Monday, June 1, 2009

May the Best Pea Win!


It's nearly time for one of my favorite harvests of the year:  sugar snap peas!  They're easy to grow, prolific, and absolutely delicious!  Sweet, crisp, juicy, straight from the vine, it doesn't get much better than that!  And as far as healthy snacks go, sugar snap peas are an excellent choice. This year I'm trying out 3 varieties of sugar snaps to see which one I like the best.  They are: Amish Snap, an heirloom variety grown in the Amish community long before modern snap pea varieties (Seed Savers Exchange), Cascadia, an open-pollenated variety bred in the Pacific Northwest, and Johnny's Selected Seeds basic variety of Sugar Snap Peas.  

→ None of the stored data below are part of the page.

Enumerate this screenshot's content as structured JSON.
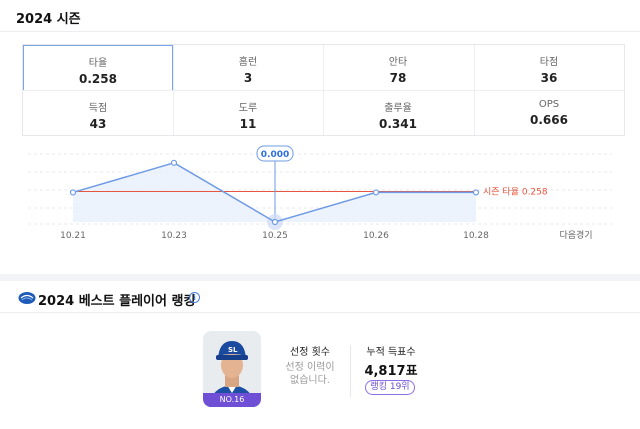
{
  "season": {
    "title": "2024 시즌",
    "stats": [
      {
        "label": "타율",
        "value": "0.258",
        "active": true
      },
      {
        "label": "홈런",
        "value": "3"
      },
      {
        "label": "안타",
        "value": "78"
      },
      {
        "label": "타점",
        "value": "36"
      },
      {
        "label": "득점",
        "value": "43"
      },
      {
        "label": "도루",
        "value": "11"
      },
      {
        "label": "출루율",
        "value": "0.341"
      },
      {
        "label": "OPS",
        "value": "0.666"
      }
    ]
  },
  "chart_data": {
    "type": "line",
    "categories": [
      "10.21",
      "10.23",
      "10.25",
      "10.26",
      "10.28"
    ],
    "series": [
      {
        "values": [
          0.25,
          0.5,
          0.0,
          0.25,
          0.25
        ],
        "color": "#6f9be6"
      }
    ],
    "reference_line": {
      "label": "시즌 타율 0.258",
      "value": 0.258,
      "color": "#e8553e"
    },
    "highlight": {
      "index": 2,
      "label": "0.000"
    },
    "next_label": "다음경기",
    "ylim": [
      0,
      0.6
    ],
    "grid": true
  },
  "ranking": {
    "title": "2024 베스트 플레이어 랭킹",
    "info_icon": "info-icon",
    "logo_icon": "team-logo-icon",
    "player_tag": "NO.16",
    "selection_label": "선정 횟수",
    "selection_text": "선정 이력이 없습니다.",
    "votes_label": "누적 득표수",
    "votes_value": "4,817표",
    "rank_badge": "랭킹 19위",
    "accent": "#6e4fd6"
  }
}
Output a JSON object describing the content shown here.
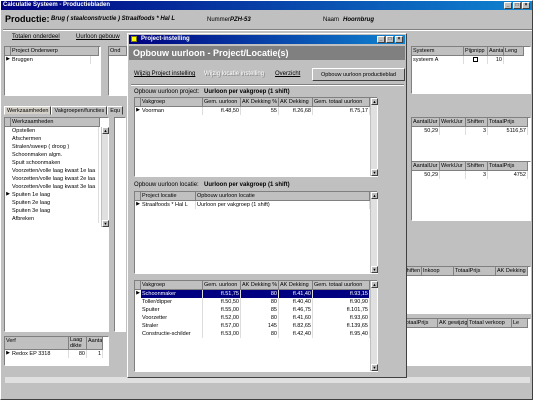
{
  "app": {
    "title": "Calculatie Systeem - Productiebladen"
  },
  "main_header": {
    "productie_label": "Productie:",
    "productie_value": "Brug ( staalconstructie ) Straalfoods * Hal L",
    "nummer_label": "Nummer",
    "nummer_value": "PZH-53",
    "naam_label": "Naam",
    "naam_value": "Hoornbrug"
  },
  "toolbar": {
    "totalen_label": "Totalen onderdeel",
    "uurloon_label": "Uurloon gebouw"
  },
  "project_onderwerp": {
    "header": "Project Onderwerp",
    "rows": [
      "Bruggen"
    ]
  },
  "bg_grid1": {
    "headers": [
      "Ond",
      "Werk"
    ]
  },
  "right_top_grid": {
    "headers": [
      "Systeem",
      "Pijpnipp",
      "Aantal",
      "Leng"
    ],
    "row": [
      "systeem A",
      "",
      "10",
      ""
    ]
  },
  "tabs": [
    "Werkzaamheden",
    "Vakgroepen/functies",
    "Equ"
  ],
  "werkzaamheden": {
    "header": "Werkzaamheden",
    "rows": [
      "Opstellen",
      "Afschermen",
      "Stralen/sweep ( droog )",
      "Schoonmaken algm.",
      "Spuit schoonmaken",
      "Voorzetten/volle laag kwast 1e laa",
      "Voorzetten/volle laag kwast 2e laa",
      "Voorzetten/volle laag kwast 3e laa",
      "Spuiten 1e laag",
      "Spuiten 2e laag",
      "Spuiten 3e laag",
      "Afbreken"
    ]
  },
  "verf_grid": {
    "headers": [
      "Verf",
      "Laag dikte",
      "Aantal"
    ],
    "row": [
      "Redox EP 3318",
      "80",
      "1"
    ]
  },
  "right_mid_grid": {
    "headers": [
      "AantalUur",
      "WerkUur",
      "Shiften",
      "TotaalPrijs"
    ],
    "rows": [
      [
        "50,29",
        "",
        "3",
        "5116,57"
      ],
      [
        "50,29",
        "",
        "3",
        "4752"
      ]
    ]
  },
  "right_low_grid": {
    "headers": [
      "Shiften",
      "Inkoop",
      "TotaalPrijs",
      "AK Dekking"
    ]
  },
  "right_bottom_grid": {
    "headers": [
      "TotaalPrijs",
      "AK gewijzigd",
      "Totaal verkoop",
      "Le"
    ]
  },
  "dialog": {
    "title": "Project-instelling",
    "heading": "Opbouw uurloon - Project/Locatie(s)",
    "menu": {
      "wijzig": "Wijzig Project instelling",
      "wijzig_locatie": "Wijzig locatie instelling",
      "overzicht": "Overzicht",
      "button": "Opbouw uurloon productieblad"
    },
    "section1": {
      "prefix": "Opbouw uurloon project:",
      "bold": "Uurloon per vakgroep (1 shift)",
      "headers": [
        "Vakgroep",
        "Gem. uurloon",
        "AK Dekking %",
        "AK Dekking",
        "Gem. totaal uurloon"
      ],
      "rows": [
        [
          "Voorman",
          "fl.48,50",
          "55",
          "fl.26,68",
          "fl.75,17"
        ]
      ]
    },
    "section2": {
      "prefix": "Opbouw uurloon locatie:",
      "bold": "Uurloon per vakgroep (1 shift)",
      "headers": [
        "Project locatie",
        "Opbouw uurloon locatie"
      ],
      "rows": [
        [
          "Straalfoods * Hal L",
          "Uurloon per vakgroep (1 shift)"
        ]
      ]
    },
    "section3": {
      "headers": [
        "Vakgroep",
        "Gem. uurloon",
        "AK Dekking %",
        "AK Dekking",
        "Gem. totaal uurloon"
      ],
      "rows": [
        [
          "Schoonmaker",
          "fl.51,75",
          "80",
          "fl.41,40",
          "fl.93,15"
        ],
        [
          "Toller/dipper",
          "fl.50,50",
          "80",
          "fl.40,40",
          "fl.90,90"
        ],
        [
          "Spuiter",
          "fl.55,00",
          "85",
          "fl.46,75",
          "fl.101,75"
        ],
        [
          "Voorzetter",
          "fl.52,00",
          "80",
          "fl.41,60",
          "fl.93,60"
        ],
        [
          "Straler",
          "fl.57,00",
          "145",
          "fl.82,65",
          "fl.139,65"
        ],
        [
          "Constructie-schilder",
          "fl.53,00",
          "80",
          "fl.42,40",
          "fl.95,40"
        ]
      ]
    }
  }
}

So far, the earliest and most vigorous-looking is the Amish snap.  The plants are already covered with pods that should be ready to eat in a few days.  Johnny's snap peas are coming in second, with nice tall vines, but no real pods yet.  Cascadia is in third place, with shorter plants, but lots of blooms.  I'll post updates later on overall yields and flavor.  

   Amish Snap Pea (left) Tall Telephone Shell Pea (right)
   Cascadia Snap Pea (left), Johnny's  Snap Pea (right)

Although it's much too late to plant peas now (they're a cool weather crop and should be planted in early spring) many people have asked me what the secret is to healthy prolific pea plants.  Aside from the usual (nice fertile soil), I like to soak peas overnight prior to planting, and I also use pea inoculant.  Peas are legumes, a family of plants that also includes beans, lentils, alfalfa, and clover, that have the ability to convert nitrogen from its gaseous form from the air to a form that is usable to all plants as food to support plant growth.  This process is known as nitrogen fixation, and legumes do this with the help of a family of soil bacteria known as rhizobacteria that live on their roots.  The rhizobacteria get carbohydrates from the legumes in exchange for converting nitrogen into plant food.  Pea inoculant is a powdered form of these rhizobacteria that work best with peas, and coating the pea seeds with this inoculant ensures that each pea plant will have plenty of these beneficial bacteria to help it grow.  I dig a 1" furrow, put in my soaked peas, then sprinkle on the inoculant before covering the peas with soil.  Water them in well, and by early summer you should have lots of wonderful peas to eat! 

1 comment:

Charlotte said...

I have never used pea inoculant. Thanks for the advice.